Anyone looking to propagate a rubber tree has several methods to choose from. We explain the individual steps.
The desire to propagate a rubber tree is becoming more and more common. The advantages of the evergreen houseplant cannot be dismissed out of hand: With its large leaves, Ficus elastica looks very decorative, and the green roommate is extremely easy to care for.
Since fresh, germinable seeds are only very rarely available, the propagation of the rubber tree by sowing is usually not practicable. Other propagation methods can also be used by hobby gardeners. Regardless of whether by cuttings or by so-called mossing: The best time to multiply the rubber tree is usually spring.
How can you propagate a rubber tree?
- Cut off the head cuttings just below a leaf attachment point and let them root in a pot with potting soil or a glass with water
- As knot or eye cuttings, cut off woody shoot pieces with a well-trained eye and let them root
- To remove moss, cut into the trunk of the rubber tree horizontally and wrap a damp ball of moss around the cut
Method 1: Propagate rubber tree by cuttings from the head
A rubber tree can be propagated particularly easily by cuttings from the head. To do this, cut off healthy, soft shoot tips that are five to ten centimeters long. Use a sharp knife to cut the cuttings and make the cut at an angle and just below a point where the leaves are attached. Now remove all the lower leaves – only the top one remains. To stop the milky juice from escaping, you can dab the interfaces with a cloth or put them in a glass of warm water.

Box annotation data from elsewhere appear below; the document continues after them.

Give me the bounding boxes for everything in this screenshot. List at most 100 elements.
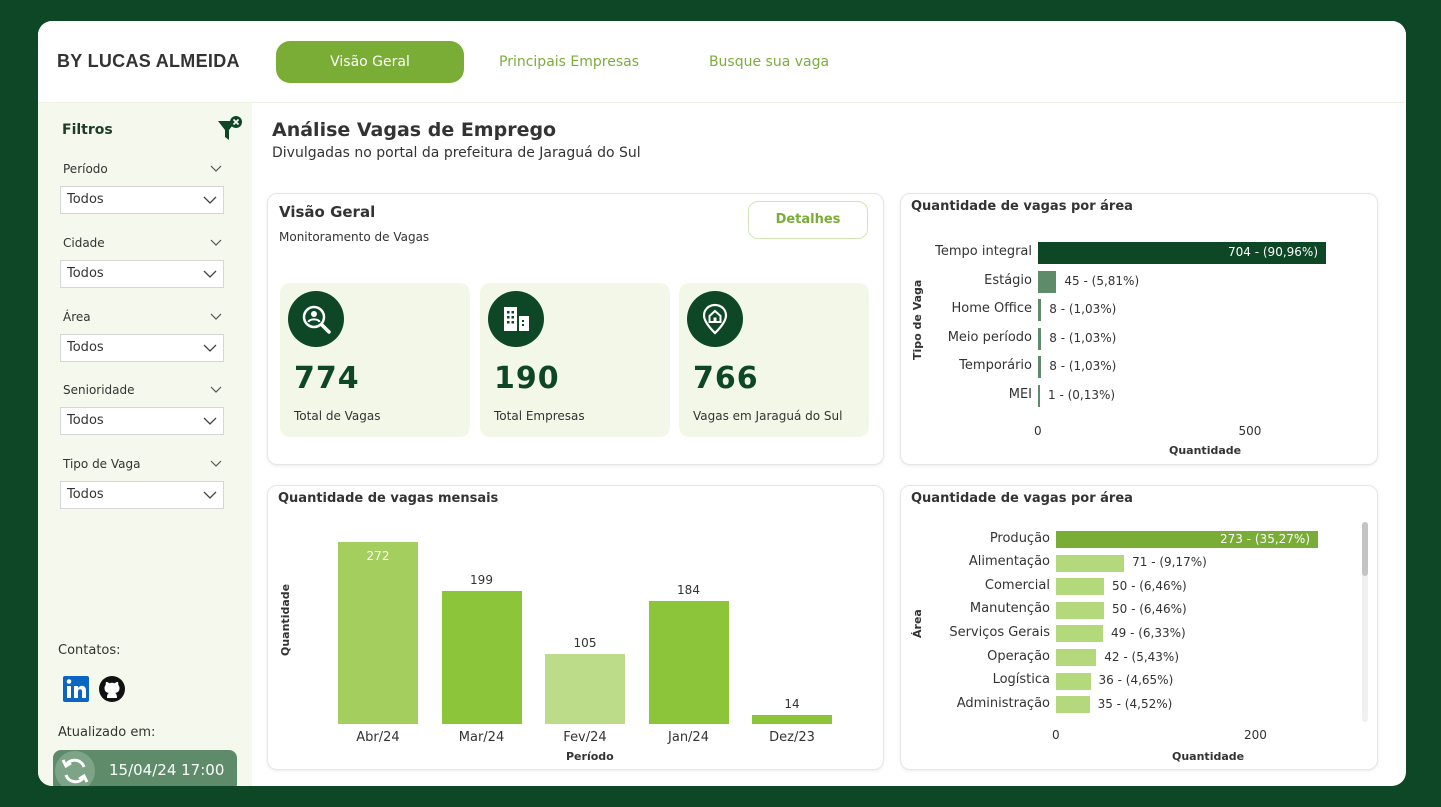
- github-icon[interactable]: [98, 675, 126, 703]
- bar: [1056, 554, 1125, 572]
- data-label: 36 - (4,65%): [1098, 673, 1174, 688]
- chart-title: Quantidade de vagas por área: [911, 199, 1133, 214]
- bar: [338, 542, 418, 724]
- filter-label-tipo-de-vaga: Tipo de Vaga: [63, 457, 141, 471]
- filter-value: Todos: [67, 266, 104, 281]
- linkedin-icon[interactable]: [62, 675, 90, 703]
- bar: [1056, 696, 1090, 714]
- bar: [1038, 270, 1057, 293]
- bar: [1056, 601, 1104, 619]
- filter-label-senioridade: Senioridade: [63, 383, 135, 397]
- filter-value: Todos: [67, 487, 104, 502]
- kpi-value: 774: [294, 361, 360, 396]
- overview-card: Visão Geral Monitoramento de Vagas Detal…: [267, 193, 884, 465]
- bar: [1038, 299, 1042, 322]
- category-label: Administração: [956, 695, 1050, 711]
- category-label: Operação: [987, 648, 1050, 664]
- top-header: BY LUCAS ALMEIDA Visão Geral Principais …: [38, 21, 1406, 103]
- filter-value: Todos: [67, 192, 104, 207]
- data-label: 49 - (6,33%): [1111, 625, 1186, 640]
- search-person-icon: [288, 291, 344, 347]
- bar: [1056, 649, 1097, 666]
- brand-title: BY LUCAS ALMEIDA: [57, 51, 240, 71]
- refresh-icon[interactable]: [55, 751, 95, 786]
- data-label: 50 - (6,46%): [1111, 602, 1187, 617]
- bar: [1056, 672, 1091, 690]
- data-label: 105: [573, 635, 597, 650]
- chevron-down-icon: [203, 270, 217, 278]
- data-label: 8 - (1,03%): [1049, 330, 1117, 345]
- chevron-down-icon: [203, 344, 217, 352]
- data-label: 1 - (0,13%): [1048, 388, 1116, 402]
- details-button[interactable]: Detalhes: [748, 201, 868, 239]
- page-subtitle: Divulgadas no portal da prefeitura de Ja…: [272, 145, 641, 161]
- overview-subtitle: Monitoramento de Vagas: [279, 230, 430, 244]
- clear-filters-icon[interactable]: [216, 115, 244, 143]
- chevron-down-icon[interactable]: [210, 460, 222, 468]
- x-axis-title: Período: [566, 750, 614, 763]
- chart-title: Quantidade de vagas mensais: [278, 491, 499, 506]
- category-label: Logística: [992, 672, 1050, 688]
- filters-title: Filtros: [62, 122, 113, 138]
- category-label: Serviços Gerais: [949, 624, 1050, 640]
- kpi-label: Total Empresas: [494, 409, 585, 423]
- buildings-icon: [488, 291, 544, 347]
- x-axis-title: Quantidade: [1172, 750, 1245, 763]
- category-label: Estágio: [984, 272, 1032, 288]
- tab-busque-sua-vaga[interactable]: Busque sua vaga: [688, 41, 850, 83]
- data-label: 50 - (6,46%): [1111, 578, 1187, 593]
- location-home-icon: [687, 291, 743, 347]
- chevron-down-icon[interactable]: [210, 239, 222, 247]
- kpi-value: 190: [494, 361, 560, 396]
- category-label: Alimentação: [968, 554, 1050, 570]
- filter-select-periodo[interactable]: Todos: [60, 186, 224, 214]
- bar: [1056, 625, 1104, 643]
- x-tick-label: Dez/23: [769, 730, 815, 745]
- bar: [1038, 327, 1042, 350]
- data-label: 71 - (9,17%): [1132, 555, 1207, 570]
- filter-select-tipo-de-vaga[interactable]: Todos: [60, 481, 224, 509]
- chart-tipo-de-vaga: Quantidade de vagas por área Tipo de Vag…: [900, 193, 1378, 465]
- chevron-down-icon[interactable]: [210, 386, 222, 394]
- tab-visao-geral[interactable]: Visão Geral: [276, 41, 464, 83]
- bar: [648, 600, 729, 724]
- tab-principais-empresas[interactable]: Principais Empresas: [484, 41, 654, 83]
- filter-select-cidade[interactable]: Todos: [60, 260, 224, 288]
- y-axis-title: Tipo de Vaga: [911, 279, 924, 360]
- filter-label-periodo: Período: [63, 162, 108, 176]
- x-tick-label: Jan/24: [668, 730, 709, 745]
- data-label: 14: [784, 696, 800, 711]
- category-label: MEI: [1008, 387, 1032, 402]
- chart-vagas-mensais: Quantidade de vagas mensais Quantidade P…: [267, 485, 884, 770]
- x-tick-label: 0: [1052, 728, 1060, 742]
- category-label: Manutenção: [969, 601, 1050, 617]
- chart-title: Quantidade de vagas por área: [911, 491, 1133, 506]
- updated-label: Atualizado em:: [58, 725, 156, 740]
- bar: [545, 653, 625, 724]
- bar: [441, 590, 522, 724]
- chevron-down-icon: [203, 196, 217, 204]
- chart-scrollbar[interactable]: [1362, 522, 1368, 722]
- category-label: Comercial: [984, 577, 1050, 593]
- data-label: 704 - (90,96%): [1228, 245, 1318, 259]
- x-tick-label: 500: [1238, 424, 1262, 438]
- category-label: Temporário: [959, 358, 1032, 374]
- data-label: 272: [366, 549, 390, 563]
- app-window: BY LUCAS ALMEIDA Visão Geral Principais …: [38, 21, 1406, 786]
- kpi-value: 766: [693, 361, 759, 396]
- scrollbar-thumb[interactable]: [1362, 522, 1368, 576]
- data-label: 273 - (35,27%): [1220, 531, 1310, 546]
- chevron-down-icon[interactable]: [210, 165, 222, 173]
- data-label: 42 - (5,43%): [1104, 649, 1180, 664]
- chevron-down-icon[interactable]: [210, 313, 222, 321]
- x-axis-title: Quantidade: [1169, 444, 1242, 457]
- filter-label-area: Área: [63, 310, 91, 324]
- filter-select-senioridade[interactable]: Todos: [60, 407, 224, 435]
- x-tick-label: 0: [1034, 424, 1042, 438]
- kpi-label: Total de Vagas: [294, 409, 381, 423]
- chevron-down-icon: [203, 417, 217, 425]
- x-tick-label: Fev/24: [563, 730, 607, 745]
- data-label: 35 - (4,52%): [1097, 696, 1173, 711]
- category-label: Home Office: [951, 301, 1032, 317]
- filter-select-area[interactable]: Todos: [60, 334, 224, 362]
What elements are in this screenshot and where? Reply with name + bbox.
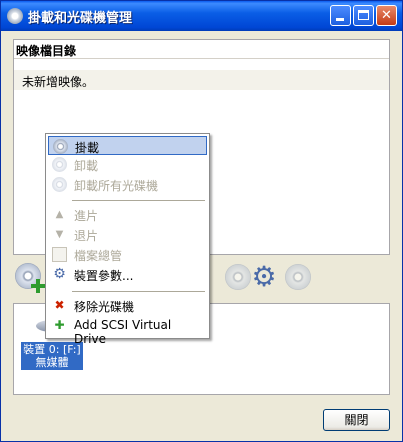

Anyone who propagates a rubber tree by cuttings from the head can use glass as protection against evaporation
For rooting, the cuttings are placed in a pot with fresh, slightly moistened potting soil. The challenge: Due to the large leaf areas, the rubber tree evaporates a lot of moisture. To limit evaporation, roll up the leaf and fix it with raffia or a rubber ring to a wooden stick that you also put in the pot.
Then cover the cutting with a foil, plastic cover, plastic bag, or glass – this measure also serves as protection against evaporation and helps to prevent the cutting from drying out so quickly. However, to ventilate it, you should remove the protection every few days.
The cutting is placed in a bright, warm place in the room (at least 25 degrees Celsius in the air and ground), but without direct sunlight.
Alternatively, you can place the cuttings in a narrow glass of water to root them before they are potted. Just remember to change the water every few days.
Whether in soil or water: The cuttings should have developed enough roots within four to eight weeks. When cuttings that have been planted in soil sprout, it is a sign that strong roots have been developed.
Method 2: Propagate rubber tree by knot cuttings
For large-leaved ficus species such as the rubber tree, propagation using a knot or eye cuttings is also recommended. A leafy, woody sprout piece with a well-developed eye, about two to three centimeters long, serves as a cutting. Place the cutting in a single pot with potting soil and protect it – as described above – from drying out until the roots have taken root.
Method 3: Propagate rubber tree by mossing
Mossing has proven itself as a method of propagation for large-leaved plants such as the rubber tree
Mossing is another method of propagation that is particularly beneficial for large-leaved plants such as rubber trees or indoor aralia. The method is primarily used to obtain two smaller plants from a very large plant.
To moss an older rubber tree, the trunk is cut horizontally about below the third or fourth leaf base – the cut should be inclined upwards and up to a maximum of half of the trunk.
For faster rooting, you can also dust the cut surface with rooting powder. In addition, a match or a small wedge is clamped into the notch to prevent the interface from growing together.
The interface is wrapped in a bag or sleeve made of dark plastic film. Tie this underneath the notch, fill the foil with damp moss and tie it to the trunk above. Alternatively, you can put a soaked moss ball around the wound, wrap it with cling film and tie it above and below the cut.
If roots have formed after about six weeks, the rubber tree has successfully reproduced: You can remove the rooted upper part and plant it in soil rich in humus. But be careful: so that the still tender roots do not tear off, you should always remove the foil very carefully after the roots have formed. Leaves usually sprout again from the remaining lower part.